Our results assume strong valid instruments, continuous endogenous variables (y1, y2), linear relationships between all variables, no effect modification, normally distributed errors for y1 and y2 and that the causal influence of y1 on y2 (and vice versa) is due to a simple linear feedback loop. Our results also do not necessarily generalize to more complicated models involving more than two outcome variables (i.e. complex networks consisting of many different variables and feedback loops (Burgess et al. 2015)) where structural equation modelling may have advantages over simpler estimators. Indeed, in the Supplementary Note we provide an example of a more complicated SEM where the Wald Estimator does not yield consistent estimates of the true causal parameters.
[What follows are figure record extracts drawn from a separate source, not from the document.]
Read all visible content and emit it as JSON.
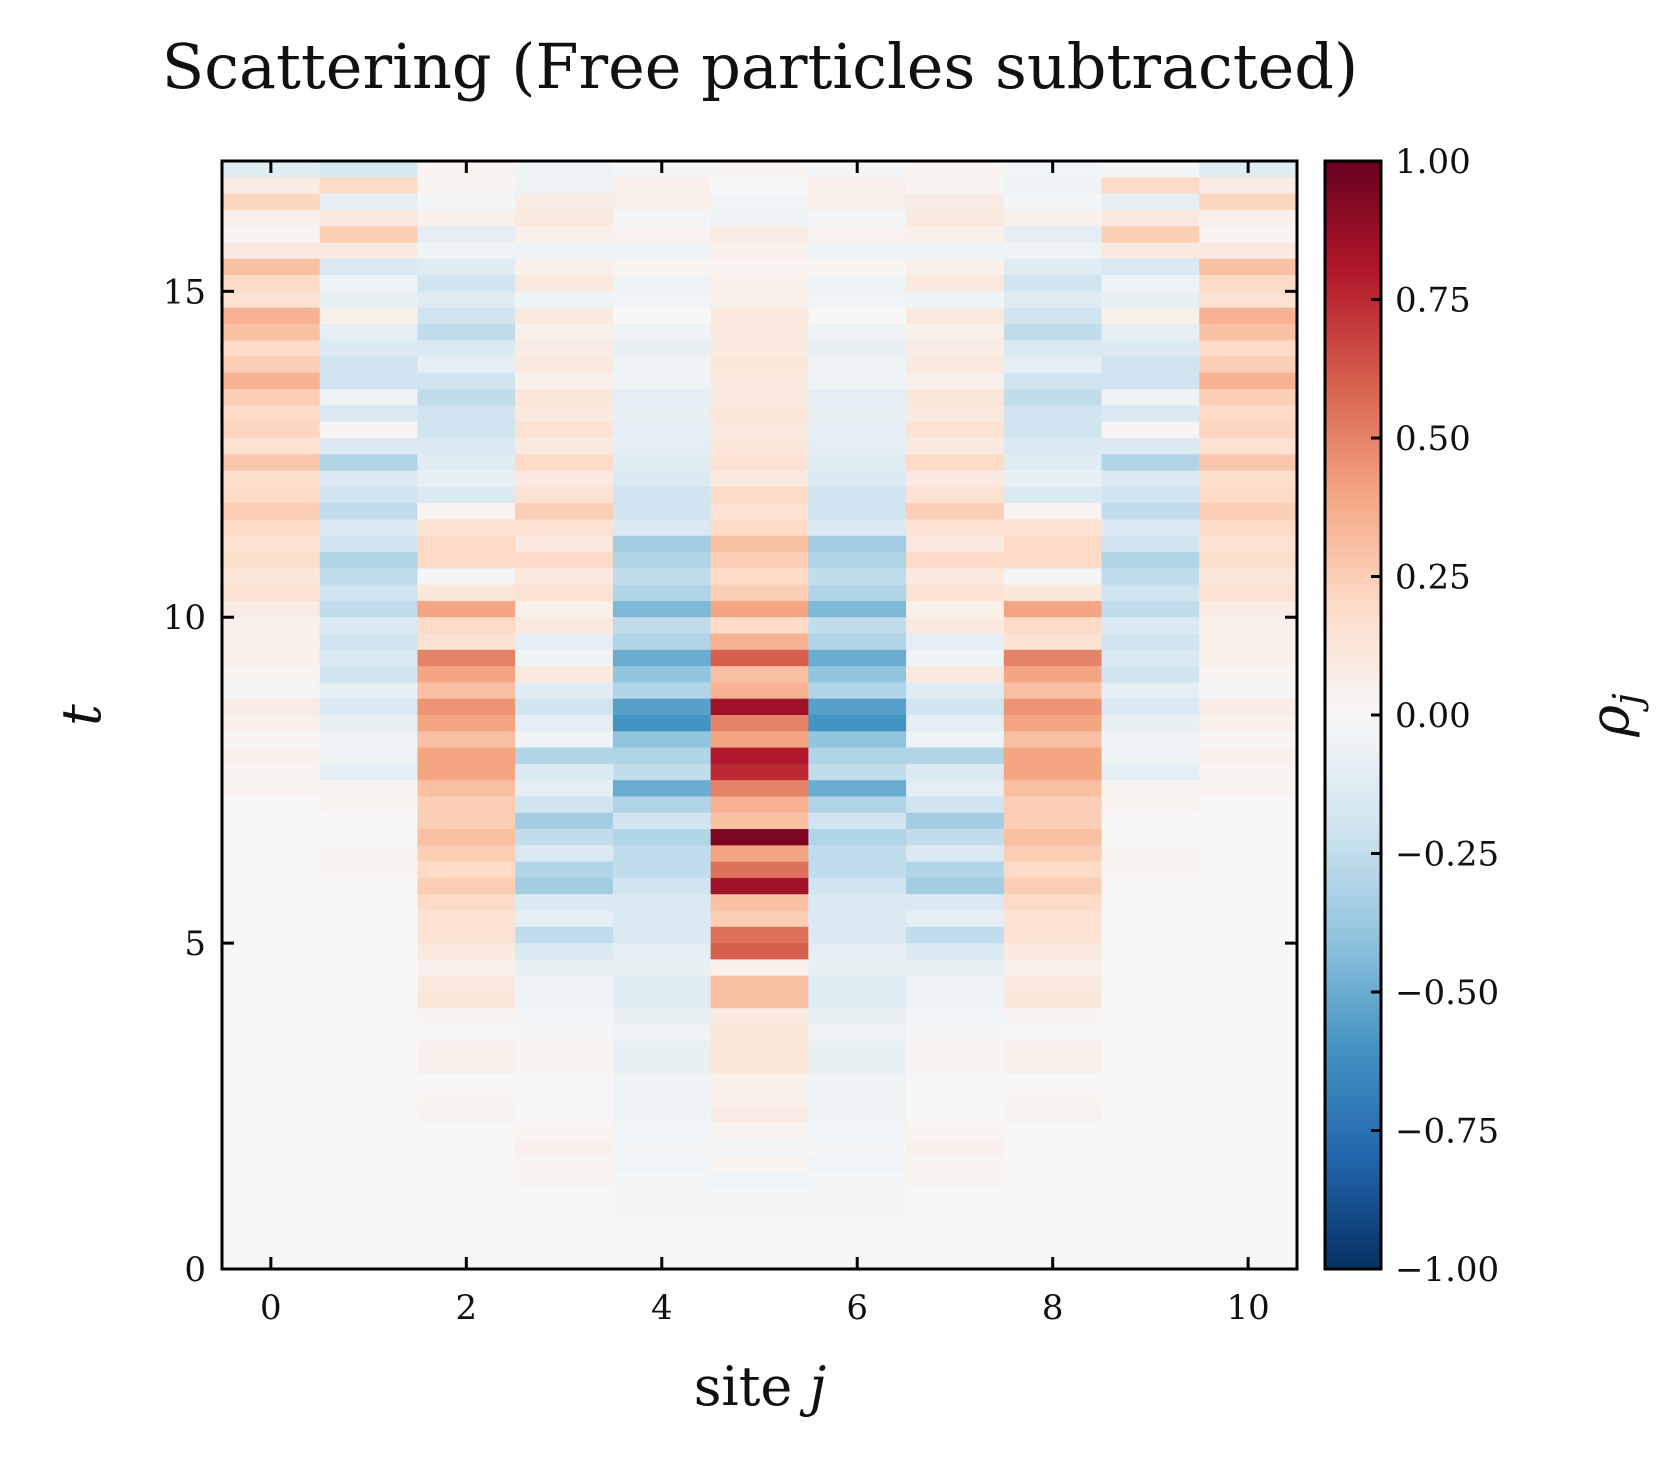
{
  "chart_data": {
    "type": "heatmap",
    "title": "Scattering (Free particles subtracted)",
    "xlabel": "site j",
    "ylabel": "t",
    "colorbar_label": "ρ_j",
    "colormap": "RdBu_r",
    "colors": {
      "neg": "#053061",
      "mid": "#f7f7f7",
      "pos": "#67001f"
    },
    "xlim": [
      -0.5,
      10.5
    ],
    "ylim": [
      0,
      17
    ],
    "vlim": [
      -1.0,
      1.0
    ],
    "xticks": [
      0,
      2,
      4,
      6,
      8,
      10
    ],
    "xtick_labels": [
      "0",
      "2",
      "4",
      "6",
      "8",
      "10"
    ],
    "yticks": [
      0,
      5,
      10,
      15
    ],
    "ytick_labels": [
      "0",
      "5",
      "10",
      "15"
    ],
    "colorbar_ticks": [
      1.0,
      0.75,
      0.5,
      0.25,
      0.0,
      -0.25,
      -0.5,
      -0.75,
      -1.0
    ],
    "colorbar_tick_labels": [
      "1.00",
      "0.75",
      "0.50",
      "0.25",
      "0.00",
      "−0.25",
      "−0.50",
      "−0.75",
      "−1.00"
    ],
    "sites": [
      0,
      1,
      2,
      3,
      4,
      5,
      6,
      7,
      8,
      9,
      10
    ],
    "dt": 0.25,
    "rows_top_down": [
      [
        -0.12,
        -0.18,
        0.03,
        -0.05,
        -0.02,
        0.02,
        -0.02,
        0.03,
        -0.03,
        -0.02,
        -0.12
      ],
      [
        0.08,
        0.2,
        0.02,
        -0.05,
        0.05,
        0.0,
        0.05,
        0.02,
        -0.05,
        0.2,
        0.08
      ],
      [
        0.22,
        -0.1,
        -0.02,
        0.08,
        0.06,
        -0.03,
        0.06,
        0.08,
        -0.02,
        -0.1,
        0.22
      ],
      [
        0.05,
        0.1,
        0.05,
        0.1,
        -0.02,
        -0.05,
        -0.02,
        0.1,
        0.05,
        0.1,
        0.05
      ],
      [
        0.02,
        0.25,
        -0.1,
        0.05,
        0.03,
        0.08,
        0.03,
        0.05,
        -0.1,
        0.25,
        0.02
      ],
      [
        0.1,
        0.1,
        -0.05,
        -0.05,
        -0.05,
        0.05,
        -0.05,
        -0.05,
        -0.05,
        0.1,
        0.1
      ],
      [
        0.3,
        -0.15,
        -0.12,
        0.05,
        0.02,
        0.03,
        0.02,
        0.05,
        -0.12,
        -0.15,
        0.3
      ],
      [
        0.2,
        -0.05,
        -0.2,
        0.1,
        -0.05,
        0.05,
        -0.05,
        0.1,
        -0.2,
        -0.05,
        0.2
      ],
      [
        0.15,
        -0.08,
        -0.12,
        -0.05,
        -0.03,
        0.06,
        -0.03,
        -0.05,
        -0.12,
        -0.08,
        0.15
      ],
      [
        0.35,
        0.05,
        -0.2,
        0.1,
        0.0,
        0.1,
        0.0,
        0.1,
        -0.2,
        0.05,
        0.35
      ],
      [
        0.3,
        -0.1,
        -0.25,
        0.05,
        -0.05,
        0.1,
        -0.05,
        0.05,
        -0.25,
        -0.1,
        0.3
      ],
      [
        0.2,
        -0.15,
        -0.15,
        0.08,
        -0.08,
        0.1,
        -0.08,
        0.08,
        -0.15,
        -0.15,
        0.2
      ],
      [
        0.25,
        -0.2,
        -0.1,
        0.1,
        -0.05,
        0.12,
        -0.05,
        0.1,
        -0.1,
        -0.2,
        0.25
      ],
      [
        0.35,
        -0.2,
        -0.2,
        0.05,
        -0.05,
        0.1,
        -0.05,
        0.05,
        -0.2,
        -0.2,
        0.35
      ],
      [
        0.25,
        -0.05,
        -0.25,
        0.12,
        -0.1,
        0.1,
        -0.1,
        0.12,
        -0.25,
        -0.05,
        0.25
      ],
      [
        0.2,
        -0.15,
        -0.2,
        0.1,
        -0.08,
        0.12,
        -0.08,
        0.1,
        -0.2,
        -0.15,
        0.2
      ],
      [
        0.22,
        0.02,
        -0.2,
        0.15,
        -0.1,
        0.1,
        -0.1,
        0.15,
        -0.2,
        0.02,
        0.22
      ],
      [
        0.15,
        -0.15,
        -0.15,
        0.1,
        -0.1,
        0.12,
        -0.1,
        0.1,
        -0.15,
        -0.15,
        0.15
      ],
      [
        0.28,
        -0.3,
        -0.12,
        0.2,
        -0.12,
        0.15,
        -0.12,
        0.2,
        -0.12,
        -0.3,
        0.28
      ],
      [
        0.18,
        -0.15,
        -0.08,
        0.1,
        -0.15,
        0.1,
        -0.15,
        0.1,
        -0.08,
        -0.15,
        0.18
      ],
      [
        0.2,
        -0.2,
        -0.15,
        0.15,
        -0.2,
        0.2,
        -0.2,
        0.15,
        -0.15,
        -0.2,
        0.2
      ],
      [
        0.25,
        -0.25,
        0.02,
        0.25,
        -0.2,
        0.15,
        -0.2,
        0.25,
        0.02,
        -0.25,
        0.25
      ],
      [
        0.2,
        -0.15,
        0.15,
        0.15,
        -0.15,
        0.2,
        -0.15,
        0.15,
        0.15,
        -0.15,
        0.2
      ],
      [
        0.15,
        -0.2,
        0.2,
        0.1,
        -0.35,
        0.3,
        -0.35,
        0.1,
        0.2,
        -0.2,
        0.15
      ],
      [
        0.18,
        -0.3,
        0.2,
        0.2,
        -0.3,
        0.25,
        -0.3,
        0.2,
        0.2,
        -0.3,
        0.18
      ],
      [
        0.12,
        -0.25,
        -0.02,
        0.1,
        -0.25,
        0.2,
        -0.25,
        0.1,
        -0.02,
        -0.25,
        0.12
      ],
      [
        0.15,
        -0.2,
        0.12,
        0.15,
        -0.3,
        0.25,
        -0.3,
        0.15,
        0.12,
        -0.2,
        0.15
      ],
      [
        0.08,
        -0.25,
        0.4,
        0.05,
        -0.45,
        0.4,
        -0.45,
        0.05,
        0.4,
        -0.25,
        0.08
      ],
      [
        0.05,
        -0.15,
        0.2,
        0.1,
        -0.25,
        0.2,
        -0.25,
        0.1,
        0.2,
        -0.15,
        0.05
      ],
      [
        0.05,
        -0.2,
        0.15,
        -0.1,
        -0.3,
        0.35,
        -0.3,
        -0.1,
        0.15,
        -0.2,
        0.05
      ],
      [
        0.05,
        -0.15,
        0.5,
        -0.05,
        -0.5,
        0.6,
        -0.5,
        -0.05,
        0.5,
        -0.15,
        0.05
      ],
      [
        0.02,
        -0.2,
        0.4,
        0.1,
        -0.4,
        0.3,
        -0.4,
        0.1,
        0.4,
        -0.2,
        0.02
      ],
      [
        -0.02,
        -0.1,
        0.3,
        -0.12,
        -0.3,
        0.35,
        -0.3,
        -0.12,
        0.3,
        -0.1,
        -0.02
      ],
      [
        0.08,
        -0.15,
        0.45,
        -0.2,
        -0.55,
        0.85,
        -0.55,
        -0.2,
        0.45,
        -0.15,
        0.08
      ],
      [
        0.05,
        -0.08,
        0.4,
        -0.1,
        -0.6,
        0.5,
        -0.6,
        -0.1,
        0.4,
        -0.08,
        0.05
      ],
      [
        0.02,
        -0.05,
        0.3,
        -0.05,
        -0.4,
        0.4,
        -0.4,
        -0.05,
        0.3,
        -0.05,
        0.02
      ],
      [
        0.05,
        -0.05,
        0.4,
        -0.3,
        -0.3,
        0.8,
        -0.3,
        -0.3,
        0.4,
        -0.05,
        0.05
      ],
      [
        0.03,
        -0.1,
        0.4,
        -0.15,
        -0.25,
        0.75,
        -0.25,
        -0.15,
        0.4,
        -0.1,
        0.03
      ],
      [
        0.03,
        0.02,
        0.3,
        -0.1,
        -0.5,
        0.5,
        -0.5,
        -0.1,
        0.3,
        0.02,
        0.03
      ],
      [
        0.0,
        0.02,
        0.25,
        -0.2,
        -0.3,
        0.35,
        -0.3,
        -0.2,
        0.25,
        0.02,
        0.0
      ],
      [
        0.0,
        0.0,
        0.25,
        -0.35,
        -0.2,
        0.3,
        -0.2,
        -0.35,
        0.25,
        0.0,
        0.0
      ],
      [
        0.0,
        0.0,
        0.3,
        -0.25,
        -0.3,
        0.95,
        -0.3,
        -0.25,
        0.3,
        0.0,
        0.0
      ],
      [
        0.0,
        0.02,
        0.25,
        -0.15,
        -0.25,
        0.4,
        -0.25,
        -0.15,
        0.25,
        0.02,
        0.0
      ],
      [
        0.0,
        0.02,
        0.2,
        -0.3,
        -0.25,
        0.55,
        -0.25,
        -0.3,
        0.2,
        0.02,
        0.0
      ],
      [
        0.0,
        0.0,
        0.25,
        -0.35,
        -0.2,
        0.85,
        -0.2,
        -0.35,
        0.25,
        0.0,
        0.0
      ],
      [
        0.0,
        0.0,
        0.2,
        -0.15,
        -0.15,
        0.3,
        -0.15,
        -0.15,
        0.2,
        0.0,
        0.0
      ],
      [
        0.0,
        0.0,
        0.15,
        -0.1,
        -0.15,
        0.25,
        -0.15,
        -0.1,
        0.15,
        0.0,
        0.0
      ],
      [
        0.0,
        0.0,
        0.15,
        -0.25,
        -0.15,
        0.55,
        -0.15,
        -0.25,
        0.15,
        0.0,
        0.0
      ],
      [
        0.0,
        0.0,
        0.1,
        -0.15,
        -0.1,
        0.6,
        -0.1,
        -0.15,
        0.1,
        0.0,
        0.0
      ],
      [
        0.0,
        0.0,
        0.05,
        -0.08,
        -0.08,
        0.05,
        -0.08,
        -0.08,
        0.05,
        0.0,
        0.0
      ],
      [
        0.0,
        0.0,
        0.1,
        -0.05,
        -0.12,
        0.3,
        -0.12,
        -0.05,
        0.1,
        0.0,
        0.0
      ],
      [
        0.0,
        0.0,
        0.12,
        -0.05,
        -0.12,
        0.3,
        -0.12,
        -0.05,
        0.12,
        0.0,
        0.0
      ],
      [
        0.0,
        0.0,
        0.02,
        -0.03,
        -0.08,
        0.1,
        -0.08,
        -0.03,
        0.02,
        0.0,
        0.0
      ],
      [
        0.0,
        0.0,
        0.0,
        -0.02,
        -0.05,
        0.12,
        -0.05,
        -0.02,
        0.0,
        0.0,
        0.0
      ],
      [
        0.0,
        0.0,
        0.05,
        0.02,
        -0.08,
        0.12,
        -0.08,
        0.02,
        0.05,
        0.0,
        0.0
      ],
      [
        0.0,
        0.0,
        0.05,
        0.02,
        -0.08,
        0.12,
        -0.08,
        0.02,
        0.05,
        0.0,
        0.0
      ],
      [
        0.0,
        0.0,
        0.0,
        0.0,
        -0.05,
        0.05,
        -0.05,
        0.0,
        0.0,
        0.0,
        0.0
      ],
      [
        0.0,
        0.0,
        0.02,
        0.0,
        -0.05,
        0.05,
        -0.05,
        0.0,
        0.02,
        0.0,
        0.0
      ],
      [
        0.0,
        0.0,
        0.03,
        0.0,
        -0.05,
        0.08,
        -0.05,
        0.0,
        0.03,
        0.0,
        0.0
      ],
      [
        0.0,
        0.0,
        0.0,
        0.02,
        -0.03,
        0.03,
        -0.03,
        0.02,
        0.0,
        0.0,
        0.0
      ],
      [
        0.0,
        0.0,
        0.0,
        0.05,
        -0.02,
        -0.02,
        -0.02,
        0.05,
        0.0,
        0.0,
        0.0
      ],
      [
        0.0,
        0.0,
        0.0,
        0.02,
        -0.03,
        0.02,
        -0.03,
        0.02,
        0.0,
        0.0,
        0.0
      ],
      [
        0.0,
        0.0,
        0.0,
        0.02,
        -0.02,
        -0.03,
        -0.02,
        0.02,
        0.0,
        0.0,
        0.0
      ],
      [
        0.0,
        0.0,
        0.0,
        0.0,
        -0.02,
        -0.02,
        -0.02,
        0.0,
        0.0,
        0.0,
        0.0
      ],
      [
        0.0,
        0.0,
        0.0,
        0.0,
        -0.02,
        -0.02,
        -0.02,
        0.0,
        0.0,
        0.0,
        0.0
      ],
      [
        0.0,
        0.0,
        0.0,
        0.0,
        -0.01,
        -0.01,
        -0.01,
        0.0,
        0.0,
        0.0,
        0.0
      ],
      [
        0.0,
        0.0,
        0.0,
        0.0,
        0.0,
        0.0,
        0.0,
        0.0,
        0.0,
        0.0,
        0.0
      ],
      [
        0.0,
        0.0,
        0.0,
        0.0,
        0.0,
        0.0,
        0.0,
        0.0,
        0.0,
        0.0,
        0.0
      ]
    ]
  }
}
In these more complicated situations, whilst it may be possible to cobble together a consistent estimator using e.g. a combination of Wald ratios, to do so would be tedious, error prone and estimating the standard errors of such estimates may be difficult.
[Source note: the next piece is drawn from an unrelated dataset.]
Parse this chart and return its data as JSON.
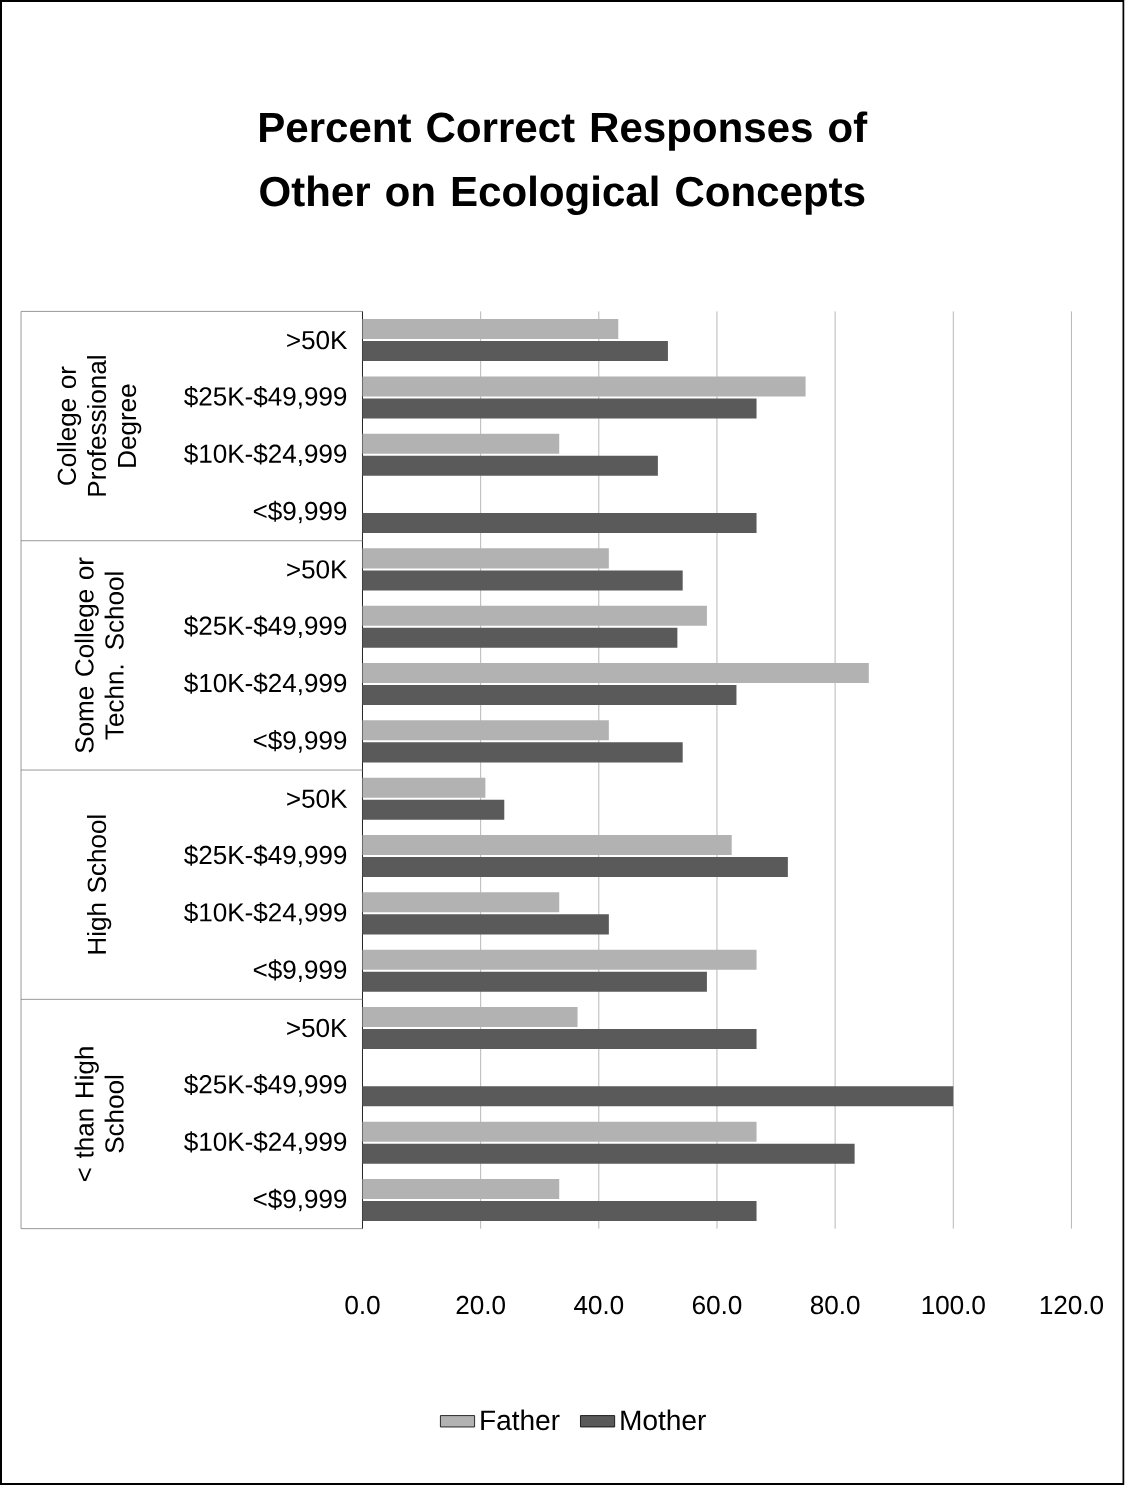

We also note that SEM provides an elegant way of modelling related individuals within the context of MR studies and facility to concurrently estimate other population parameters that might be of interest (e.g. underlying genetic and environmental variance components Castro-de-Araujo et al. 2023; Minica et al. 2018)). It is also straightforward within the SEM framework to model the effect of moderator and/or mediator variables, whereas this can be challenging for all but the simplest of situations using the traditional instrumental variables estimators (Relton and Davey Smith 2012). Finally, we note that more recent extensions to the MR paradigm explicitly consider the possibility of bidirectional relationships and in some cases attempt to model their effects (Brown and Knowles 2021; Hemani et al. 2017).

As the size of genome-wide association studies continues to increase, and potential genetic instruments become more ubiquitous, it will be interesting to see whether feedback loops of the sort described in this manuscript can be robustly detected. Our results suggest that both SEMs and traditional instrumental variables estimators will be suitable for identifying potential feedback loops, at least for the simple scenarios that we have investigated. For more complicated situations involving mediation, moderation and/or related individuals, the SEM framework provides considerable flexibility and a number of potential advantages over traditional instrumental variables estimators.